Diante de tal fato, aborda-se que a não realização da eutanásia no Brasil fere o princípio da dignidade da pessoa humana, pois como explicado, este preceitua os direitos humanos e ainda os direitos fundamentais, dentre eles o direito à vida que é o principal impasse para não legalizar o procedimento, e não absoluto.
Porém, devemos admitir que entre um suposto conflito entre o direito à liberdade, regidos pelo princípio da dignidade da pessoa humana. Quando a sua liberdade de escolha não pode ser exercida, a sua dignidade é violada, por mais que seja tocado o ponto que o direito à vida não pode ser disponível, sendo que o STF já se posicionou que o mesmo não é absoluto, ou seja, pode ser mitigado e se tornar disponível. O Estado não deve intervir nesta liberdade. O ser humano deve viver do jeito que quiser, com base em suas próprias convicções.

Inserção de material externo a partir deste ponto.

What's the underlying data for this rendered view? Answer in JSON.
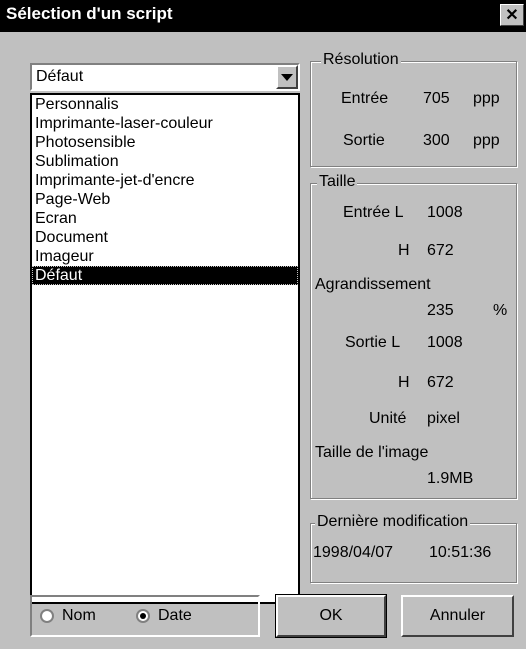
{
  "window": {
    "title": "Sélection d'un script",
    "close_label": "✕"
  },
  "script_select": {
    "value": "Défaut",
    "items": [
      "Personnalis",
      "Imprimante-laser-couleur",
      "Photosensible",
      "Sublimation",
      "Imprimante-jet-d'encre",
      "Page-Web",
      "Ecran",
      "Document",
      "Imageur",
      "Défaut"
    ],
    "selected_index": 9
  },
  "resolution": {
    "legend": "Résolution",
    "input_label": "Entrée",
    "input_value": "705",
    "input_unit": "ppp",
    "output_label": "Sortie",
    "output_value": "300",
    "output_unit": "ppp"
  },
  "size": {
    "legend": "Taille",
    "input_w_label": "Entrée L",
    "input_w": "1008",
    "input_h_label": "H",
    "input_h": "672",
    "zoom_label": "Agrandissement",
    "zoom_value": "235",
    "zoom_unit": "%",
    "output_w_label": "Sortie L",
    "output_w": "1008",
    "output_h_label": "H",
    "output_h": "672",
    "unit_label": "Unité",
    "unit_value": "pixel",
    "image_size_label": "Taille de l'image",
    "image_size_value": "1.9MB"
  },
  "last_modified": {
    "legend": "Dernière modification",
    "date": "1998/04/07",
    "time": "10:51:36"
  },
  "sort": {
    "name_label": "Nom",
    "date_label": "Date",
    "selected": "date"
  },
  "buttons": {
    "ok": "OK",
    "cancel": "Annuler"
  }
}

Inclusive, o Código de ética médica trazido pela resolução 1.995/2012, conforme citado, já se posicionou em relação a liberdade de escolha, não em relação a eutanásia, mas sim em relação a pacientes com doenças incuráveis ou doentes em fase terminal a não se submeterem a tratamentos ineficazes, e que tragam mais sofrimento.
Pacientes com câncer por exemplo, obtém muito sofrimento físico, bem como psicológico, e os tratamentos paliativos não trazem nenhum tipo de alívio e estes pacientes são obrigados a aceitar e controlar seu sofrimento. Tratamentos não eficazes não é um ato de convalescência com o enfermo, muito pelo contrário, é um ato que faz com que o mesmo viva sua vida de forma nada digna.
Então se faz um questionamento, este paciente pode escolher a não passar por este tipo de tratamento, mas não pode exercer seu direito de escolha de obter uma morte digna e acabar com seu sofrimento?
Anibal Bruno na obra de Marcello Guimarães, considera que o consentimento, pode ser considerado como excludente de ilicitude, por ser um motivo de justificação, portanto a culpa será afastada, sendo este um posicionamento favorável em relação ao procedimento.
Para que isso ocorra, a vida teria que deixar de ser um bem indisponível pela Constituição Federal (art.5º, caput), visto que impede que haja outra interpretação ou uma flexibilização, para que a exclusão de ilicitude seja considerada, pois o bem tutelado em discussão deve ser disponível. E não há no que se dizer que isso não pode acontecer, em vista do entendimento do STF em não considerar o direito à vida, direito fundamental, com caráter absoluto.
Outros países legalizaram o procedimento, e há brasileiros que saem do país para realiza-lo. Portugal é um exemplo, como citado, caso os projetos de lei forem aprovados, o brasileiro residente poderá se beneficiar. Portanto, diante destes fatos, o Brasil deveria ser posicionar, ao menos, sobre o assunto, pois de nada adianta o procedimento ser proibido no nosso país, se o ao sair do país, o brasileiro adere a eutanásia.